Q. & A.: Advice for Renovating Your Home

If your contractor truly has you at the end of your rope, I understand. But even then, I have to ask: Did you do enough to qualify this person before letting him or her into your house? You should always request numerous references and tour projects before handing any contractor a job.


Credit Todd Detwiler

After watching a number of YouTube videos, my boyfriend is convinced he can use a jackhammer to rip up the pavement behind our new home all by himself. I want a garden there, but I also want him around to help with the weeding. How crazy is he?

Seriously, a jackhammer? Even with a sledgehammer, there are a host of reasons not to conceive this as a D.I.Y. project. The concrete could be mitigating bad soil quality, holding back groundwater and helping to keep the back wall of your house stable and your basement dry.
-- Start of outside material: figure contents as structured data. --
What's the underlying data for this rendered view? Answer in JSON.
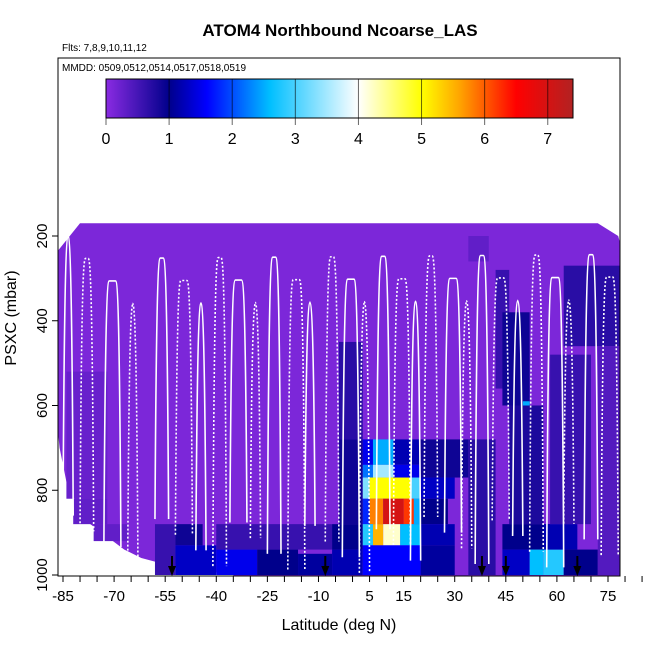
{
  "chart_data": {
    "type": "heatmap",
    "title": "ATOM4 Northbound Ncoarse_LAS",
    "annotations": [
      "Flts: 7,8,9,10,11,12",
      "MMDD: 0509,0512,0514,0517,0518,0519"
    ],
    "xlabel": "Latitude (deg N)",
    "ylabel": "PSXC (mbar)",
    "xlim": [
      -88,
      88
    ],
    "ylim": [
      1020,
      0
    ],
    "x_ticks": [
      "-85",
      "-70",
      "-55",
      "-40",
      "-25",
      "-10",
      "5",
      "15",
      "30",
      "45",
      "60",
      "75"
    ],
    "y_ticks": [
      "200",
      "400",
      "600",
      "800",
      "1000"
    ],
    "colorbar": {
      "range": [
        0,
        7.4
      ],
      "ticks": [
        "0",
        "1",
        "2",
        "3",
        "4",
        "5",
        "6",
        "7"
      ],
      "palette": [
        "#8a2be2",
        "#00008b",
        "#0000ff",
        "#00bfff",
        "#ffffff",
        "#ffff00",
        "#ffa500",
        "#ff0000",
        "#b22222"
      ]
    },
    "background_value": 0.1,
    "cells": [
      {
        "lat": [
          -84,
          -72
        ],
        "p": [
          520,
          820
        ],
        "v": 0.25
      },
      {
        "lat": [
          -82,
          -72
        ],
        "p": [
          820,
          880
        ],
        "v": 0.3
      },
      {
        "lat": [
          -76,
          -66
        ],
        "p": [
          880,
          920
        ],
        "v": 0.3
      },
      {
        "lat": [
          -58,
          -52
        ],
        "p": [
          880,
          1000
        ],
        "v": 0.6
      },
      {
        "lat": [
          -52,
          -44
        ],
        "p": [
          880,
          930
        ],
        "v": 0.9
      },
      {
        "lat": [
          -52,
          -40
        ],
        "p": [
          930,
          1000
        ],
        "v": 1.3
      },
      {
        "lat": [
          -40,
          -28
        ],
        "p": [
          940,
          1000
        ],
        "v": 1.5
      },
      {
        "lat": [
          -28,
          -16
        ],
        "p": [
          940,
          1000
        ],
        "v": 1.0
      },
      {
        "lat": [
          -16,
          -6
        ],
        "p": [
          950,
          1000
        ],
        "v": 1.1
      },
      {
        "lat": [
          -40,
          -6
        ],
        "p": [
          880,
          940
        ],
        "v": 0.6
      },
      {
        "lat": [
          -4,
          3
        ],
        "p": [
          450,
          680
        ],
        "v": 0.7
      },
      {
        "lat": [
          -4,
          3
        ],
        "p": [
          680,
          880
        ],
        "v": 0.9
      },
      {
        "lat": [
          -6,
          3
        ],
        "p": [
          880,
          940
        ],
        "v": 1.0
      },
      {
        "lat": [
          -6,
          3
        ],
        "p": [
          940,
          1000
        ],
        "v": 1.2
      },
      {
        "lat": [
          3,
          6
        ],
        "p": [
          680,
          740
        ],
        "v": 1.5
      },
      {
        "lat": [
          6,
          12
        ],
        "p": [
          680,
          740
        ],
        "v": 2.5
      },
      {
        "lat": [
          12,
          20
        ],
        "p": [
          680,
          740
        ],
        "v": 1.2
      },
      {
        "lat": [
          3,
          6
        ],
        "p": [
          740,
          770
        ],
        "v": 2.2
      },
      {
        "lat": [
          6,
          12
        ],
        "p": [
          740,
          770
        ],
        "v": 3.5
      },
      {
        "lat": [
          12,
          20
        ],
        "p": [
          740,
          770
        ],
        "v": 1.5
      },
      {
        "lat": [
          3,
          5
        ],
        "p": [
          770,
          820
        ],
        "v": 3.3
      },
      {
        "lat": [
          5,
          17
        ],
        "p": [
          770,
          820
        ],
        "v": 5.0
      },
      {
        "lat": [
          17,
          20
        ],
        "p": [
          770,
          820
        ],
        "v": 3.0
      },
      {
        "lat": [
          20,
          30
        ],
        "p": [
          770,
          820
        ],
        "v": 1.3
      },
      {
        "lat": [
          3,
          5
        ],
        "p": [
          820,
          880
        ],
        "v": 1.8
      },
      {
        "lat": [
          5,
          9
        ],
        "p": [
          820,
          880
        ],
        "v": 5.8
      },
      {
        "lat": [
          9,
          15
        ],
        "p": [
          820,
          880
        ],
        "v": 7.0
      },
      {
        "lat": [
          15,
          18
        ],
        "p": [
          820,
          880
        ],
        "v": 6.2
      },
      {
        "lat": [
          18,
          20
        ],
        "p": [
          820,
          880
        ],
        "v": 2.5
      },
      {
        "lat": [
          20,
          28
        ],
        "p": [
          820,
          880
        ],
        "v": 1.0
      },
      {
        "lat": [
          3,
          6
        ],
        "p": [
          880,
          930
        ],
        "v": 2.8
      },
      {
        "lat": [
          6,
          9
        ],
        "p": [
          880,
          930
        ],
        "v": 5.5
      },
      {
        "lat": [
          9,
          14
        ],
        "p": [
          880,
          930
        ],
        "v": 4.2
      },
      {
        "lat": [
          14,
          20
        ],
        "p": [
          880,
          930
        ],
        "v": 2.6
      },
      {
        "lat": [
          20,
          30
        ],
        "p": [
          880,
          930
        ],
        "v": 1.2
      },
      {
        "lat": [
          3,
          20
        ],
        "p": [
          930,
          1000
        ],
        "v": 1.6
      },
      {
        "lat": [
          20,
          30
        ],
        "p": [
          930,
          1000
        ],
        "v": 1.1
      },
      {
        "lat": [
          20,
          34
        ],
        "p": [
          680,
          770
        ],
        "v": 0.9
      },
      {
        "lat": [
          34,
          42
        ],
        "p": [
          680,
          1000
        ],
        "v": 0.7
      },
      {
        "lat": [
          42,
          46
        ],
        "p": [
          280,
          560
        ],
        "v": 0.6
      },
      {
        "lat": [
          44,
          52
        ],
        "p": [
          380,
          600
        ],
        "v": 0.9
      },
      {
        "lat": [
          50,
          52
        ],
        "p": [
          590,
          660
        ],
        "v": 2.5
      },
      {
        "lat": [
          46,
          56
        ],
        "p": [
          600,
          880
        ],
        "v": 0.8
      },
      {
        "lat": [
          44,
          58
        ],
        "p": [
          880,
          940
        ],
        "v": 1.0
      },
      {
        "lat": [
          44,
          52
        ],
        "p": [
          940,
          1000
        ],
        "v": 1.3
      },
      {
        "lat": [
          52,
          56
        ],
        "p": [
          940,
          1000
        ],
        "v": 2.6
      },
      {
        "lat": [
          56,
          62
        ],
        "p": [
          940,
          1000
        ],
        "v": 2.8
      },
      {
        "lat": [
          56,
          66
        ],
        "p": [
          880,
          940
        ],
        "v": 1.2
      },
      {
        "lat": [
          62,
          72
        ],
        "p": [
          940,
          1000
        ],
        "v": 1.0
      },
      {
        "lat": [
          58,
          70
        ],
        "p": [
          480,
          880
        ],
        "v": 0.6
      },
      {
        "lat": [
          62,
          82
        ],
        "p": [
          270,
          460
        ],
        "v": 0.7
      },
      {
        "lat": [
          72,
          82
        ],
        "p": [
          460,
          1000
        ],
        "v": 0.4
      },
      {
        "lat": [
          34,
          40
        ],
        "p": [
          200,
          260
        ],
        "v": 0.3
      }
    ],
    "arrows_lat": [
      -53,
      -8,
      38,
      45,
      66
    ]
  }
}
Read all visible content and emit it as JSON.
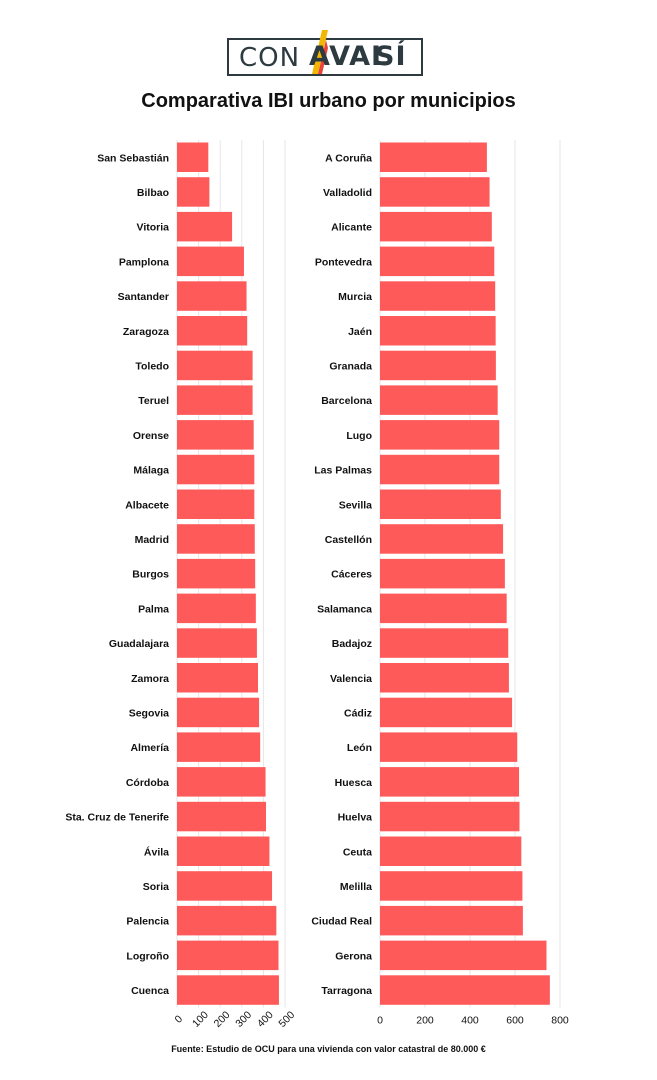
{
  "logo": {
    "con": "CON",
    "aval": "AVAL",
    "si": "SÍ"
  },
  "title": "Comparativa IBI urbano por municipios",
  "footnote": "Fuente: Estudio de OCU para una vivienda con valor catastral de 80.000 €",
  "colors": {
    "bar": "#ff5a5a",
    "grid": "#e6e6e6",
    "text": "#111111",
    "logo_dark": "#2d3a40",
    "logo_accent": "#e8423a"
  },
  "chart_data": [
    {
      "type": "bar",
      "orientation": "horizontal",
      "title": "",
      "xlabel": "",
      "ylabel": "",
      "xlim": [
        0,
        500
      ],
      "xticks": [
        0,
        100,
        200,
        300,
        400,
        500
      ],
      "grid": true,
      "categories": [
        "San Sebastián",
        "Bilbao",
        "Vitoria",
        "Pamplona",
        "Santander",
        "Zaragoza",
        "Toledo",
        "Teruel",
        "Orense",
        "Málaga",
        "Albacete",
        "Madrid",
        "Burgos",
        "Palma",
        "Guadalajara",
        "Zamora",
        "Segovia",
        "Almería",
        "Córdoba",
        "Sta. Cruz de Tenerife",
        "Ávila",
        "Soria",
        "Palencia",
        "Logroño",
        "Cuenca"
      ],
      "values": [
        145,
        150,
        255,
        310,
        322,
        325,
        350,
        350,
        355,
        358,
        358,
        360,
        362,
        365,
        370,
        375,
        380,
        385,
        410,
        412,
        428,
        440,
        460,
        470,
        472
      ]
    },
    {
      "type": "bar",
      "orientation": "horizontal",
      "title": "",
      "xlabel": "",
      "ylabel": "",
      "xlim": [
        0,
        800
      ],
      "xticks": [
        0,
        200,
        400,
        600,
        800
      ],
      "grid": true,
      "categories": [
        "A Coruña",
        "Valladolid",
        "Alicante",
        "Pontevedra",
        "Murcia",
        "Jaén",
        "Granada",
        "Barcelona",
        "Lugo",
        "Las Palmas",
        "Sevilla",
        "Castellón",
        "Cáceres",
        "Salamanca",
        "Badajoz",
        "Valencia",
        "Cádiz",
        "León",
        "Huesca",
        "Huelva",
        "Ceuta",
        "Melilla",
        "Ciudad Real",
        "Gerona",
        "Tarragona"
      ],
      "values": [
        475,
        487,
        497,
        508,
        512,
        514,
        515,
        523,
        530,
        530,
        537,
        547,
        555,
        563,
        570,
        573,
        587,
        610,
        618,
        620,
        628,
        633,
        635,
        740,
        755
      ]
    }
  ]
}
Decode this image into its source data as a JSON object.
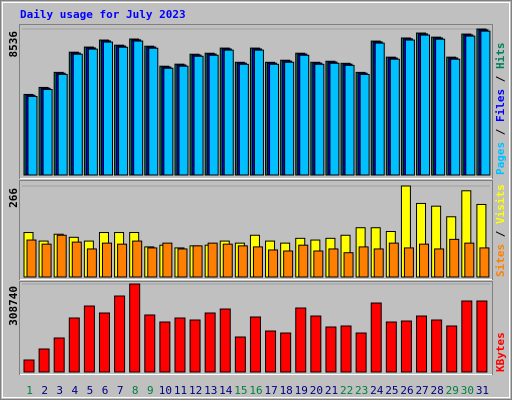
{
  "chart_data": [
    {
      "type": "bar",
      "title": "Daily usage for July 2023",
      "separator": " / ",
      "series": [
        {
          "name": "Hits",
          "color": "#00805c",
          "values": [
            4710,
            5120,
            6000,
            7180,
            7480,
            7890,
            7590,
            7950,
            7530,
            6360,
            6480,
            7060,
            7120,
            7420,
            6590,
            7420,
            6590,
            6710,
            7120,
            6590,
            6650,
            6530,
            6000,
            7830,
            6890,
            8010,
            8300,
            8060,
            6890,
            8240,
            8536
          ]
        },
        {
          "name": "Files",
          "color": "#0000ff",
          "values": [
            4660,
            5070,
            5950,
            7130,
            7430,
            7840,
            7540,
            7900,
            7480,
            6310,
            6430,
            7010,
            7070,
            7370,
            6540,
            7370,
            6540,
            6660,
            7070,
            6540,
            6600,
            6480,
            5950,
            7780,
            6840,
            7960,
            8250,
            8010,
            6840,
            8190,
            8480
          ]
        },
        {
          "name": "Pages",
          "color": "#00c0ff",
          "values": [
            4590,
            5000,
            5880,
            7060,
            7360,
            7770,
            7470,
            7830,
            7410,
            6240,
            6360,
            6940,
            7000,
            7300,
            6470,
            7300,
            6470,
            6590,
            7000,
            6470,
            6530,
            6410,
            5880,
            7710,
            6770,
            7890,
            8180,
            7940,
            6770,
            8120,
            8410
          ]
        }
      ],
      "ylim": [
        0,
        8536
      ],
      "yticks": [
        8536
      ]
    },
    {
      "type": "bar",
      "separator": " / ",
      "series": [
        {
          "name": "Visits",
          "color": "#ffff00",
          "values": [
            130,
            105,
            125,
            116,
            105,
            130,
            130,
            130,
            88,
            93,
            85,
            91,
            93,
            105,
            99,
            122,
            105,
            99,
            113,
            108,
            113,
            122,
            144,
            144,
            133,
            266,
            215,
            207,
            176,
            252,
            212
          ]
        },
        {
          "name": "Sites",
          "color": "#ff8000",
          "values": [
            108,
            96,
            122,
            102,
            82,
            99,
            96,
            105,
            85,
            99,
            82,
            91,
            99,
            96,
            91,
            88,
            79,
            76,
            93,
            76,
            82,
            71,
            88,
            82,
            99,
            85,
            96,
            82,
            110,
            99,
            85
          ]
        }
      ],
      "ylim": [
        0,
        266
      ],
      "yticks": [
        266
      ]
    },
    {
      "type": "bar",
      "categories": [
        "1",
        "2",
        "3",
        "4",
        "5",
        "6",
        "7",
        "8",
        "9",
        "10",
        "11",
        "12",
        "13",
        "14",
        "15",
        "16",
        "17",
        "18",
        "19",
        "20",
        "21",
        "22",
        "23",
        "24",
        "25",
        "26",
        "27",
        "28",
        "29",
        "30",
        "31"
      ],
      "category_colors": [
        "#008040",
        "#000080",
        "#000080",
        "#000080",
        "#000080",
        "#000080",
        "#000080",
        "#008040",
        "#008040",
        "#000080",
        "#000080",
        "#000080",
        "#000080",
        "#000080",
        "#008040",
        "#008040",
        "#000080",
        "#000080",
        "#000080",
        "#000080",
        "#000080",
        "#008040",
        "#008040",
        "#000080",
        "#000080",
        "#000080",
        "#000080",
        "#000080",
        "#008040",
        "#008040",
        "#000080"
      ],
      "series": [
        {
          "name": "KBytes",
          "color": "#ff0000",
          "values": [
            42100,
            80700,
            119300,
            189400,
            231500,
            207000,
            266600,
            308740,
            200000,
            175400,
            189400,
            182400,
            207000,
            221000,
            122800,
            193000,
            143800,
            136800,
            224500,
            196400,
            157900,
            161400,
            136800,
            242000,
            175400,
            178900,
            196400,
            182400,
            161400,
            249100,
            249100
          ]
        }
      ],
      "ylim": [
        0,
        308740
      ],
      "yticks": [
        308740
      ]
    }
  ]
}
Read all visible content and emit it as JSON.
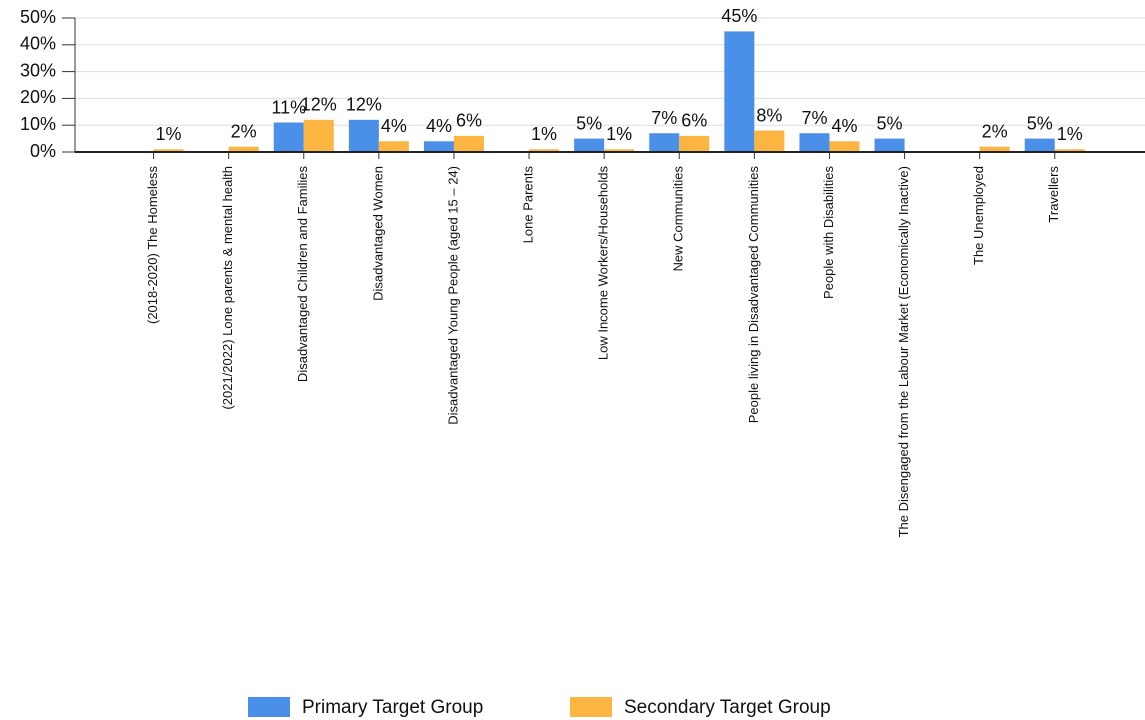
{
  "chart_data": {
    "type": "bar",
    "categories": [
      "(2018-2020) The Homeless",
      "(2021/2022) Lone parents & mental health",
      "Disadvantaged Children and Families",
      "Disadvantaged Women",
      "Disadvantaged Young People (aged 15 – 24)",
      "Lone Parents",
      "Low Income Workers/Households",
      "New Communities",
      "People living in Disadvantaged Communities",
      "People with Disabilities",
      "The Disengaged from the Labour Market (Economically Inactive)",
      "The Unemployed",
      "Travellers"
    ],
    "series": [
      {
        "name": "Primary Target Group",
        "color": "#4a8fe8",
        "values": [
          null,
          null,
          11,
          12,
          4,
          null,
          5,
          7,
          45,
          7,
          5,
          null,
          5
        ],
        "value_labels": [
          null,
          null,
          "11%",
          "12%",
          "4%",
          null,
          "5%",
          "7%",
          "45%",
          "7%",
          "5%",
          null,
          "5%"
        ]
      },
      {
        "name": "Secondary Target Group",
        "color": "#fbb540",
        "values": [
          1,
          2,
          12,
          4,
          6,
          1,
          1,
          6,
          8,
          4,
          null,
          2,
          1
        ],
        "value_labels": [
          "1%",
          "2%",
          "12%",
          "4%",
          "6%",
          "1%",
          "1%",
          "6%",
          "8%",
          "4%",
          null,
          "2%",
          "1%"
        ]
      }
    ],
    "ylim": [
      0,
      50
    ],
    "yticks": [
      {
        "value": 0,
        "label": "0%"
      },
      {
        "value": 10,
        "label": "10%"
      },
      {
        "value": 20,
        "label": "20%"
      },
      {
        "value": 30,
        "label": "30%"
      },
      {
        "value": 40,
        "label": "40%"
      },
      {
        "value": 50,
        "label": "50%"
      }
    ],
    "grid": true,
    "legend": "bottom"
  }
}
At a minimum, a structural engineer should review the viability of taking out the slab. If this is an urban yard, care must be taken not to disrupt utility pipes and lines that may pass through. And for sure, someone with hands-on experience should do it for you. Alternatively, you could consider building a raised garden, taking care not to block any existing drains, and just leaving the slab as it is. There are even kits to help you do this, so that the bulk of the work involves safely hauling in soil to grow the plants.

I’m thinking of installing skylights in my 1960s home. What are the pros and cons?

Skylights are tricky. They create viable rooms in the eaves and bring daylight to windowless interior bathrooms. They also reveal hidden views and break up the monotonous look of a large, unbroken ceiling with the bonus of brightening the middle of the room.

But be aware that skylights may leak from poor installation, poor window quality or simply not being completely closed. It is important to select good-quality skylights and have them installed by someone credible. And if you’re the kind of person who drives away from the house for the day leaving half the windows open, skylights will be only fair-weather friends.


Credit Todd Detwiler

Also, keep in mind that skylights are more likely to overheat your house and fade your belongings than windows are because of their position relative to the sun. Make sure the glazing helps reduce ultraviolet and infrared rays.

Several levels of protection are available. Tinting, which is barely noticeable against the sky, can even be done as a moderately priced retrofit with film (installed by a professional). You’ll cut the ultraviolet transmission by 75 percent compared with clear, uninsulated glass. If you’re ordering a new skylight, low-emissivity glazing will reduce the ultraviolet (fading) and infrared (heating) rays by 98 percent over clear, regular glazing. To minimize glare, which tinting will not affect, you can install remote-controlled shades.

Last, consider the placement of skylights. They need to look good from the inside and outside of your house. Riddling the street-facing slope of your roof with randomly placed ones is not a great idea.